What are your overall results from this experiment timing node_chunking?
I updated the first comment in this PR with benchmark results of 4 algos and for the rest 2:
all_pairs_bellman_ford_path
: It's not possible to generate a generator of generators in joblib(because the values returned from each parallel process/thread get pickled and you cannot pickle a generator object). So, I'm not sure what "chunking" even means for algorithms that return a generator or iterator. Also joblib does return a "normal" generator object when we set return_as="generator"
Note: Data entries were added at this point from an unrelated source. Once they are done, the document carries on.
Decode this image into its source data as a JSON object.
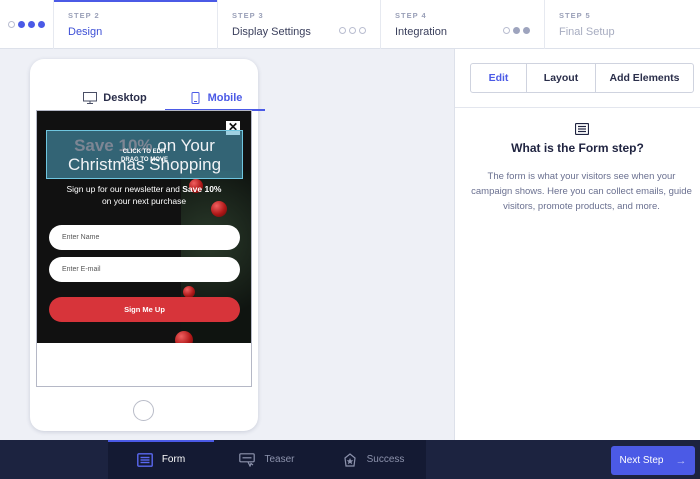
{
  "steps": [
    {
      "num": "STEP 2",
      "title": "Design",
      "state": "active"
    },
    {
      "num": "STEP 3",
      "title": "Display Settings",
      "state": "normal"
    },
    {
      "num": "STEP 4",
      "title": "Integration",
      "state": "normal"
    },
    {
      "num": "STEP 5",
      "title": "Final Setup",
      "state": "disabled"
    }
  ],
  "preview": {
    "tabs": {
      "desktop": "Desktop",
      "mobile": "Mobile"
    },
    "popup": {
      "headline_bold": "Save 10%",
      "headline_rest": " on Your",
      "headline_line2": "Christmas Shopping",
      "drag_hint_line1": "CLICK TO EDIT",
      "drag_hint_line2": "DRAG TO MOVE",
      "desc_prefix": "Sign up for our newsletter and ",
      "desc_bold": "Save 10%",
      "desc_suffix": "on your next purchase",
      "name_placeholder": "Enter Name",
      "email_placeholder": "Enter E-mail",
      "cta": "Sign Me Up",
      "close": "✕"
    }
  },
  "panel": {
    "tabs": {
      "edit": "Edit",
      "layout": "Layout",
      "add": "Add Elements"
    },
    "icon": "form-icon",
    "title": "What is the Form step?",
    "text": "The form is what your visitors see when your campaign shows. Here you can collect emails, guide visitors, promote products, and more."
  },
  "bottom": {
    "tabs": {
      "form": "Form",
      "teaser": "Teaser",
      "success": "Success"
    },
    "next": "Next Step",
    "next_arrow": "→"
  },
  "colors": {
    "accent": "#4b5ae6",
    "cta": "#d7343a",
    "bottom_bar": "#1c2340"
  }
}
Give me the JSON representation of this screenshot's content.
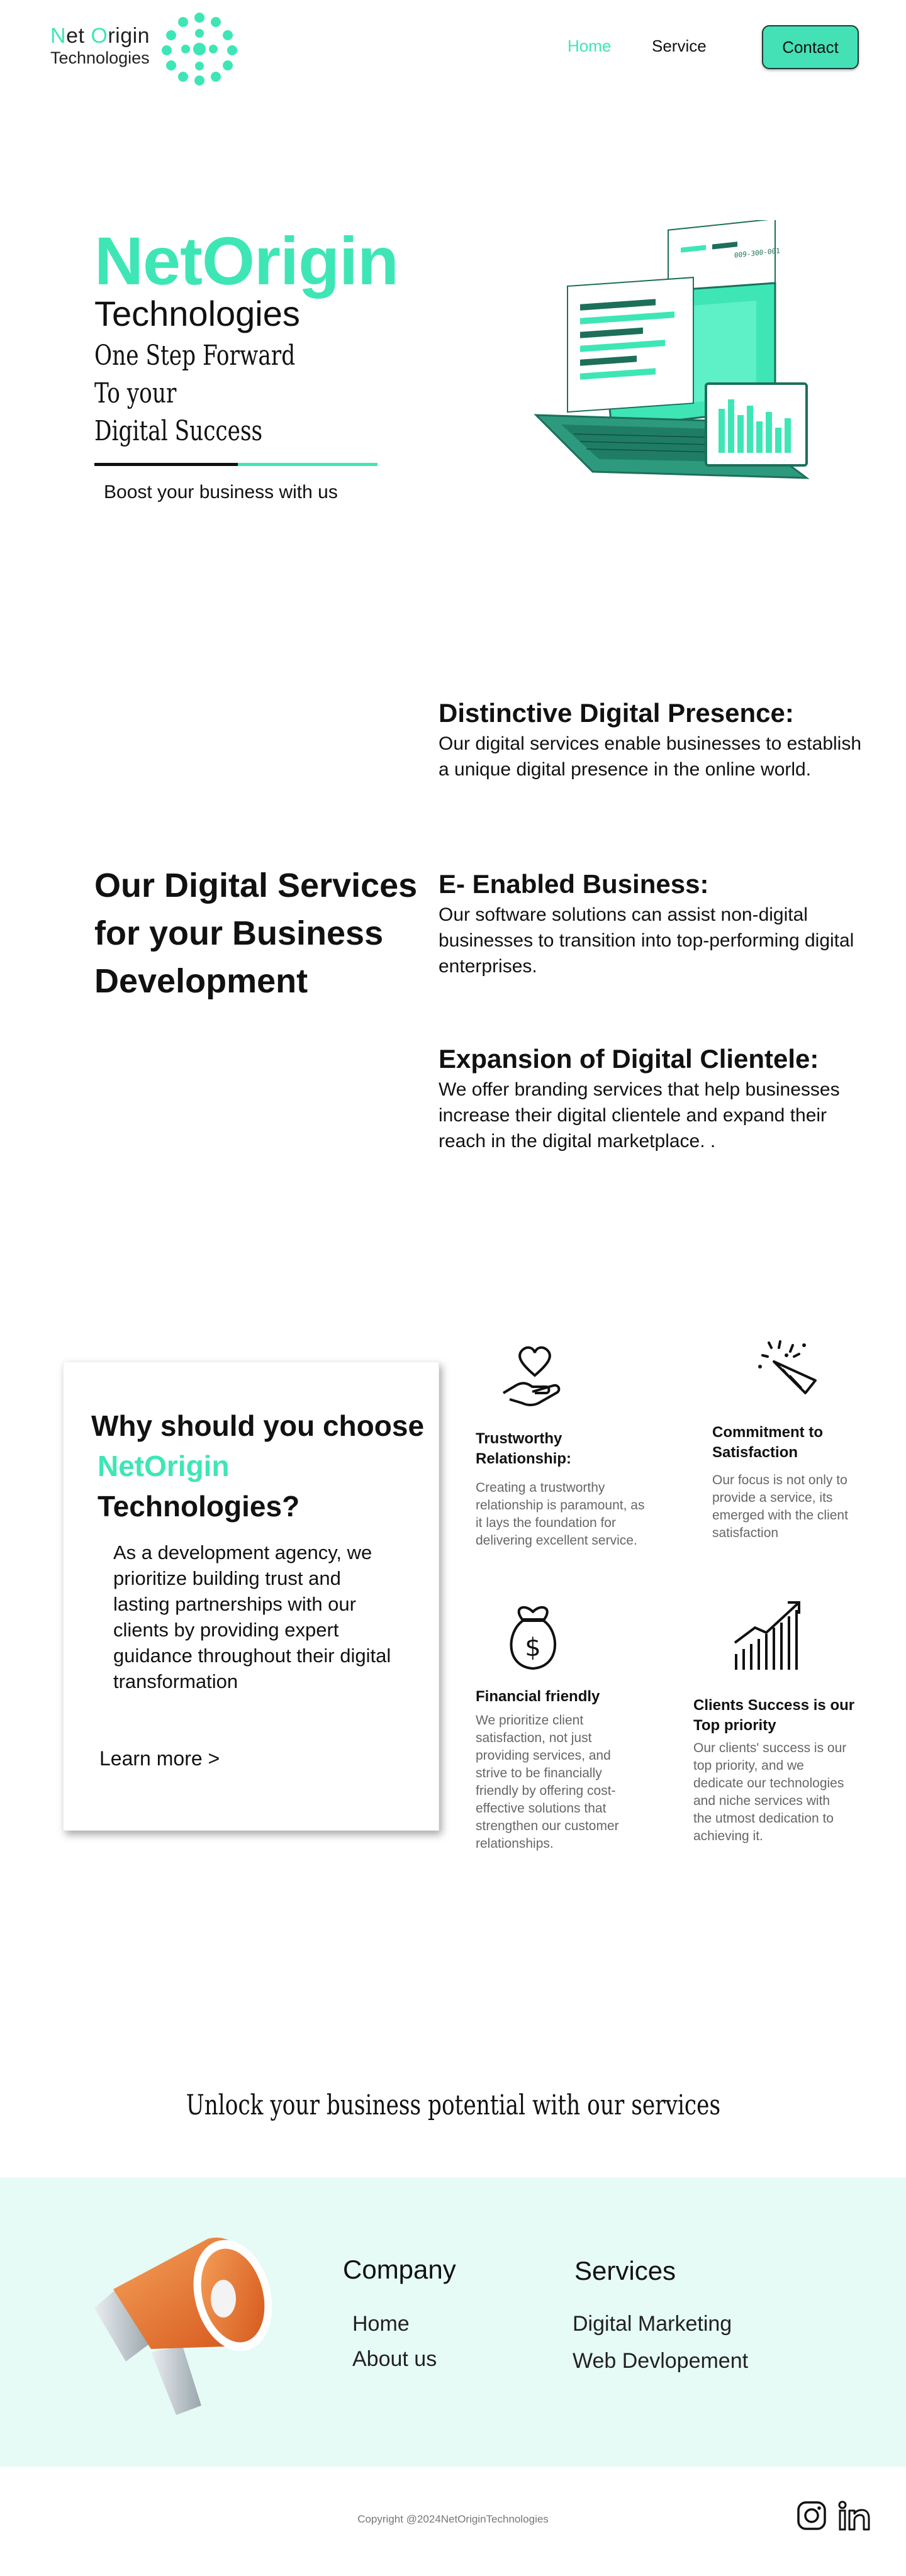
{
  "header": {
    "logo_first": "N",
    "logo_first_rest": "et ",
    "logo_second": "O",
    "logo_second_rest": "rigin",
    "logo_sub": "Technologies",
    "nav": {
      "home": "Home",
      "service": "Service"
    },
    "contact_label": "Contact",
    "accent_color": "#3ee6b6"
  },
  "hero": {
    "brand": "NetOrigin",
    "subtitle": "Technologies",
    "tagline": [
      "One Step Forward",
      "To your",
      "Digital Success"
    ],
    "boost": "Boost your business with us",
    "illustration_icon": "laptop-dashboard-illustration",
    "invoice_text": "009-300-001"
  },
  "services": {
    "title_lines": [
      "Our Digital Services",
      "for your Business",
      "Development"
    ],
    "items": [
      {
        "title": "Distinctive Digital Presence:",
        "text": "Our digital services enable businesses to establish a unique digital presence in the online world."
      },
      {
        "title": "E- Enabled Business:",
        "text": "Our software solutions can assist non-digital businesses to transition into top-performing digital enterprises."
      },
      {
        "title": "Expansion of Digital Clientele:",
        "text": "We offer branding services that help businesses increase their digital clientele and expand their reach in the digital marketplace. ."
      }
    ]
  },
  "why": {
    "title": "Why should you choose",
    "brand": "NetOrigin",
    "tech": "Technologies?",
    "text": "As a development agency, we prioritize building trust and lasting partnerships with our clients by providing expert guidance throughout their digital transformation",
    "learn_more": "Learn more >",
    "features": [
      {
        "icon": "heart-hand-icon",
        "title": "Trustworthy Relationship:",
        "text": "Creating a trustworthy relationship is paramount, as it lays the foundation for delivering excellent service."
      },
      {
        "icon": "party-popper-icon",
        "title": "Commitment to Satisfaction",
        "text": "Our focus is not only to provide a service, its emerged with the client satisfaction"
      },
      {
        "icon": "money-bag-icon",
        "title": "Financial friendly",
        "text": "We prioritize client satisfaction, not just providing services, and strive to be financially friendly by offering cost-effective solutions that strengthen our customer relationships."
      },
      {
        "icon": "growth-chart-icon",
        "title": "Clients Success is our Top priority",
        "text": "Our clients' success is our top priority, and we dedicate our technologies and niche services with the utmost dedication to achieving it."
      }
    ]
  },
  "unlock": "Unlock your business potential with our services",
  "footer": {
    "company_head": "Company",
    "company_links": [
      "Home",
      "About us"
    ],
    "services_head": "Services",
    "services_links": [
      "Digital Marketing",
      "Web Devlopement"
    ],
    "copyright": "Copyright @2024NetOriginTechnologies",
    "social": [
      "instagram-icon",
      "linkedin-icon"
    ],
    "band_color": "#e6fbf5"
  }
}
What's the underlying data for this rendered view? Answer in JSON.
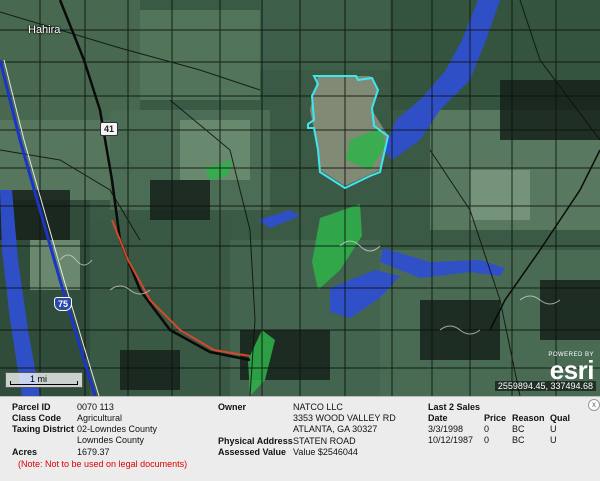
{
  "map": {
    "place_label": "Hahira",
    "route_us": "41",
    "route_interstate": "75",
    "scale_label": "1 mi",
    "powered_by": "POWERED BY",
    "esri_logo": "esri",
    "coordinates": "2559894.45, 337494.68"
  },
  "panel": {
    "labels": {
      "parcel_id": "Parcel ID",
      "class_code": "Class Code",
      "taxing_district": "Taxing District",
      "acres": "Acres",
      "owner": "Owner",
      "physical_address": "Physical Address",
      "assessed_value": "Assessed Value"
    },
    "values": {
      "parcel_id": "0070 113",
      "class_code": "Agricultural",
      "taxing_district_1": "02-Lowndes County",
      "taxing_district_2": "Lowndes County",
      "acres": "1679.37",
      "owner_name": "NATCO LLC",
      "owner_street": "3353 WOOD VALLEY RD",
      "owner_city": "ATLANTA, GA 30327",
      "physical_address": "STATEN ROAD",
      "assessed_value": "Value $2546044"
    },
    "note": "(Note: Not to be used on legal documents)",
    "sales": {
      "title": "Last 2 Sales",
      "headers": [
        "Date",
        "Price",
        "Reason",
        "Qual"
      ],
      "rows": [
        [
          "3/3/1998",
          "0",
          "BC",
          "U"
        ],
        [
          "10/12/1987",
          "0",
          "BC",
          "U"
        ]
      ]
    },
    "close_icon": "x"
  }
}
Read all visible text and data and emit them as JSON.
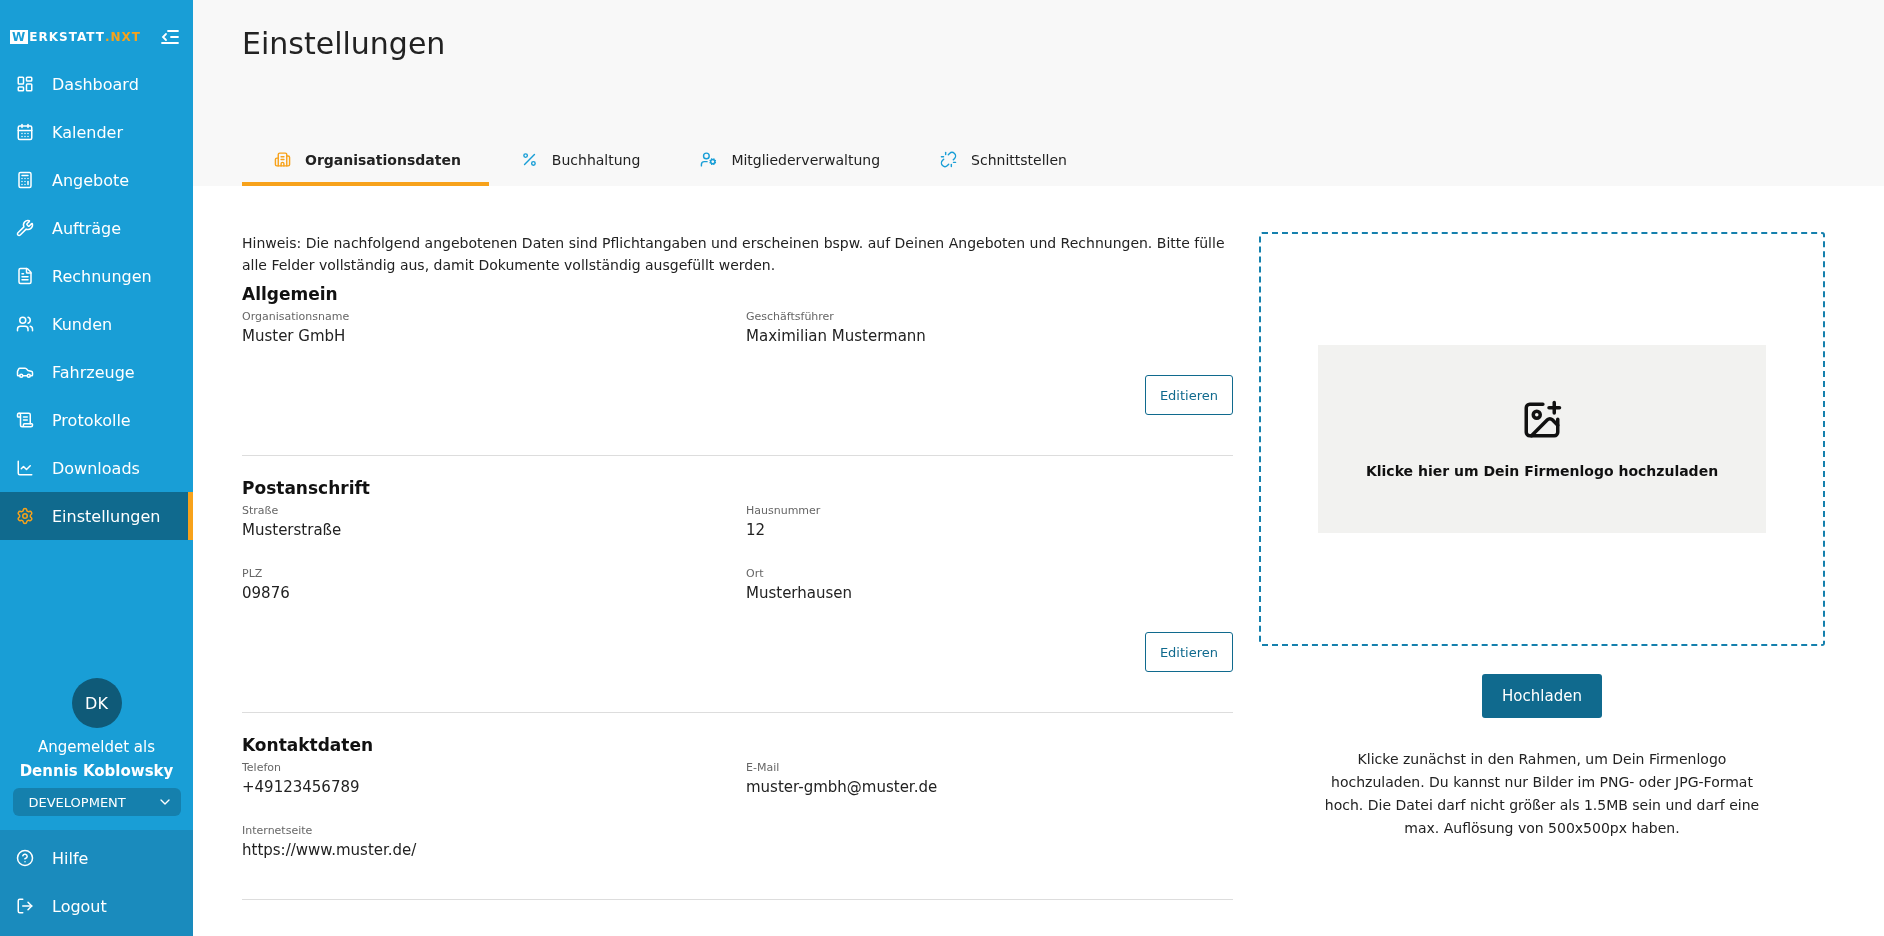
{
  "sidebar": {
    "logo": {
      "badge": "W",
      "name": "ERKSTATT",
      "suffix": ".NXT"
    },
    "items": [
      {
        "label": "Dashboard",
        "selected": false
      },
      {
        "label": "Kalender",
        "selected": false
      },
      {
        "label": "Angebote",
        "selected": false
      },
      {
        "label": "Aufträge",
        "selected": false
      },
      {
        "label": "Rechnungen",
        "selected": false
      },
      {
        "label": "Kunden",
        "selected": false
      },
      {
        "label": "Fahrzeuge",
        "selected": false
      },
      {
        "label": "Protokolle",
        "selected": false
      },
      {
        "label": "Downloads",
        "selected": false
      },
      {
        "label": "Einstellungen",
        "selected": true
      }
    ],
    "user": {
      "initials": "DK",
      "caption": "Angemeldet als",
      "name": "Dennis Koblowsky",
      "environment": "DEVELOPMENT"
    },
    "footer_items": [
      {
        "label": "Hilfe"
      },
      {
        "label": "Logout"
      }
    ]
  },
  "page": {
    "title": "Einstellungen",
    "tabs": [
      {
        "label": "Organisationsdaten",
        "selected": true
      },
      {
        "label": "Buchhaltung",
        "selected": false
      },
      {
        "label": "Mitgliederverwaltung",
        "selected": false
      },
      {
        "label": "Schnittstellen",
        "selected": false
      }
    ],
    "notice": "Hinweis: Die nachfolgend angebotenen Daten sind Pflichtangaben und erscheinen bspw. auf Deinen Angeboten und Rechnungen. Bitte fülle alle Felder vollständig aus, damit Dokumente vollständig ausgefüllt werden.",
    "sections": [
      {
        "title": "Allgemein",
        "fields": [
          {
            "label": "Organisationsname",
            "value": "Muster GmbH"
          },
          {
            "label": "Geschäftsführer",
            "value": "Maximilian Mustermann"
          }
        ],
        "button": "Editieren"
      },
      {
        "title": "Postanschrift",
        "fields": [
          {
            "label": "Straße",
            "value": "Musterstraße"
          },
          {
            "label": "Hausnummer",
            "value": "12"
          },
          {
            "label": "PLZ",
            "value": "09876"
          },
          {
            "label": "Ort",
            "value": "Musterhausen"
          }
        ],
        "button": "Editieren"
      },
      {
        "title": "Kontaktdaten",
        "fields": [
          {
            "label": "Telefon",
            "value": "+49123456789"
          },
          {
            "label": "E-Mail",
            "value": "muster-gmbh@muster.de"
          },
          {
            "label": "Internetseite",
            "value": "https://www.muster.de/"
          }
        ]
      }
    ],
    "logo_upload": {
      "prompt": "Klicke hier um Dein Firmenlogo hochzuladen",
      "button": "Hochladen",
      "help": "Klicke zunächst in den Rahmen, um Dein Firmenlogo hochzuladen. Du kannst nur Bilder im PNG- oder JPG-Format hoch. Die Datei darf nicht größer als 1.5MB sein und darf eine max. Auflösung von 500x500px haben."
    }
  }
}
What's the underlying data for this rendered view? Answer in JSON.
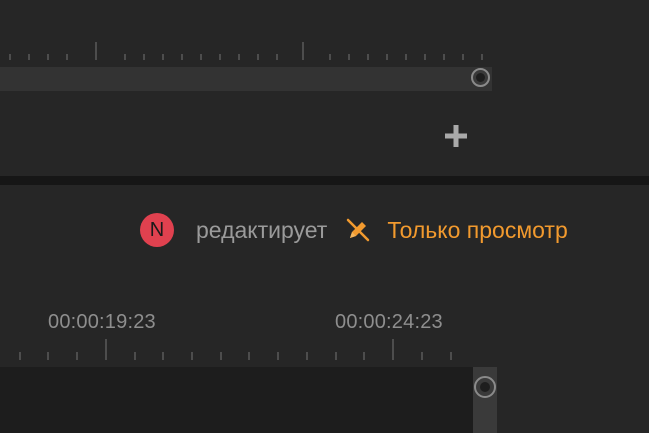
{
  "status": {
    "user_initial": "N",
    "editing_label": "редактирует",
    "view_only_label": "Только просмотр",
    "avatar_color": "#e0414f",
    "accent_color": "#f29a2e"
  },
  "timeline": {
    "timecodes": [
      "00:00:19:23",
      "00:00:24:23"
    ]
  },
  "icons": {
    "add": "plus-icon",
    "view_only": "pencil-crossed-icon"
  }
}
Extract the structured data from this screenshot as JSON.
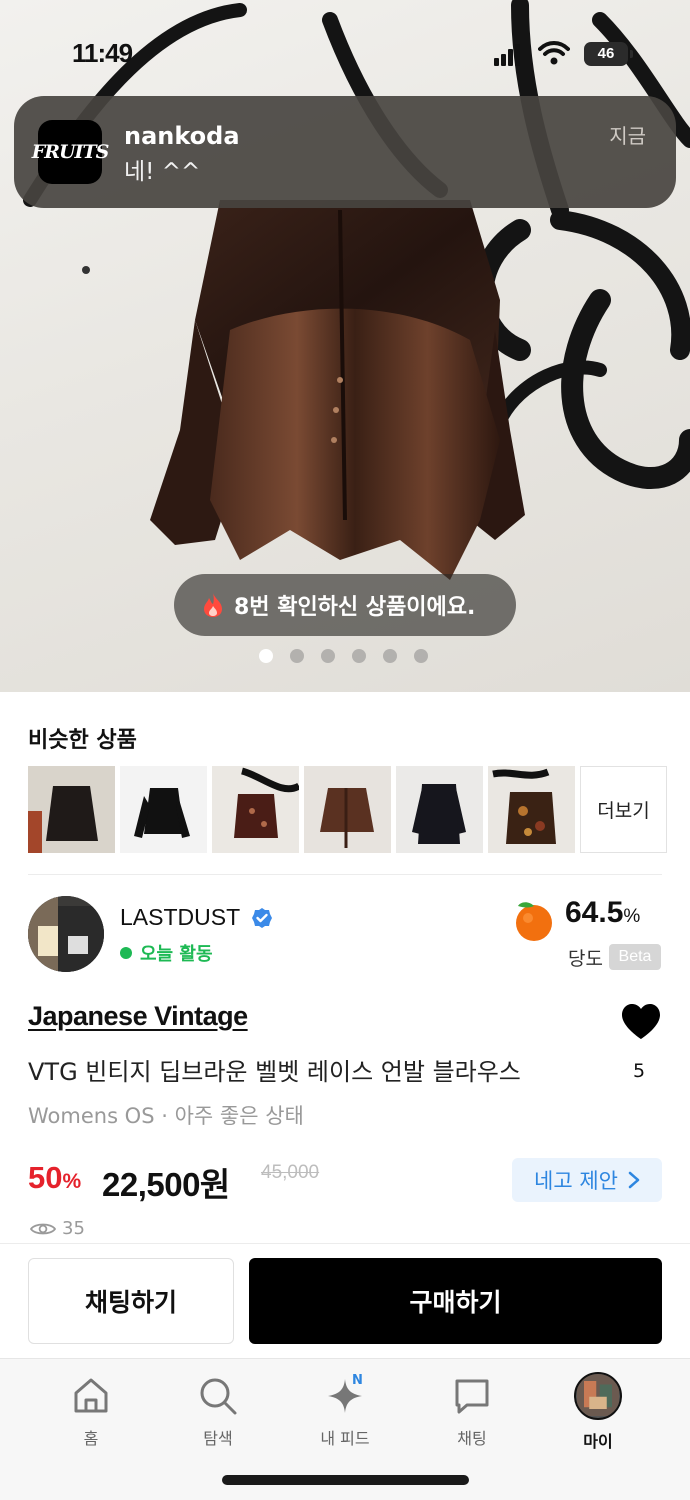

but it evaluates the generator in parallel, I think, because it takes less time to convert a generator, returned by the non-chunking, parallel implementation, to get converted into a dict
(using dict(paths)
) as compared to the conversion time of a generator returned by the sequential implementation. So, I was trying to understand how joblib generates a generator that they evaluate in parallel and I thought that might help me understand better what "chunking" would mean in this context.tournament.is_strongly_connected
took a lot of time, more than 20 mins for even 100 node graph.(i'm trying to figure out why)Are there any lessons learned that we can use when deciding how to chunk a set of nodes?
I don't think it would be fair to say anything based on just 4-5 algorithms. But I think we can say that chunking could be better than no chunking when we want to merge the results from each chunk afterwards and that merging is not trivial or inexpensive(based on betweenness_centrality and number_of_isolates). And I think we can discover more things as we add more algos. :)
Also, do you have a remote computer to run these on still? How is that connection timeout going?
I was able to increase the connection timeout by fixing the config you suggested in this comment. Thank you for that! And I added the results and html folders in this PR because I thought we will probably not merge this and it would be nice to have the results here if anyone would want to see them in the future. They are also in the VM.
Thank you :)
Thanks for the description of the difference between threads and jobs and cpus. I agree with you that we should be careful with the names of each concept. n_jobs
is different from number_of_cpus
.
About generators, IIUC, there are two ways joblib handles the generators: ordered and unordered. With ordered, the second generator has to wait until the first is done/stops before yielding its results. In the unordered case, objects are yielded in the order the processes complete their yielding with no waiting. Then the order things are yielded from the combined generator can change from run to run even with the same data. But my understanding of this is not from experience, just memories from reading the docs a few weeks ago. ;}
Quoting the doc:
Using return_as='generator' allows to progressively consume the outputs as they arrive and keeps the memory at an acceptable level. In this case, the output of the Parallel call is a generator that yields the results in the order the tasks have been submitted with. If the order of the tasks does not matter (for instance if they are consumed by a commutative aggregation function), then using return_as='generator_unordered' can be even more efficient.
If you meant to close this, just close it again. But you didn't say you were closing it, so i think it was closed with a button click.
All benchmarks were ran on (
machine.json
) :For the above 3, chunking is better than no chunking for all the cases. For the below one it doesn't seem to matter if we use chunking or not.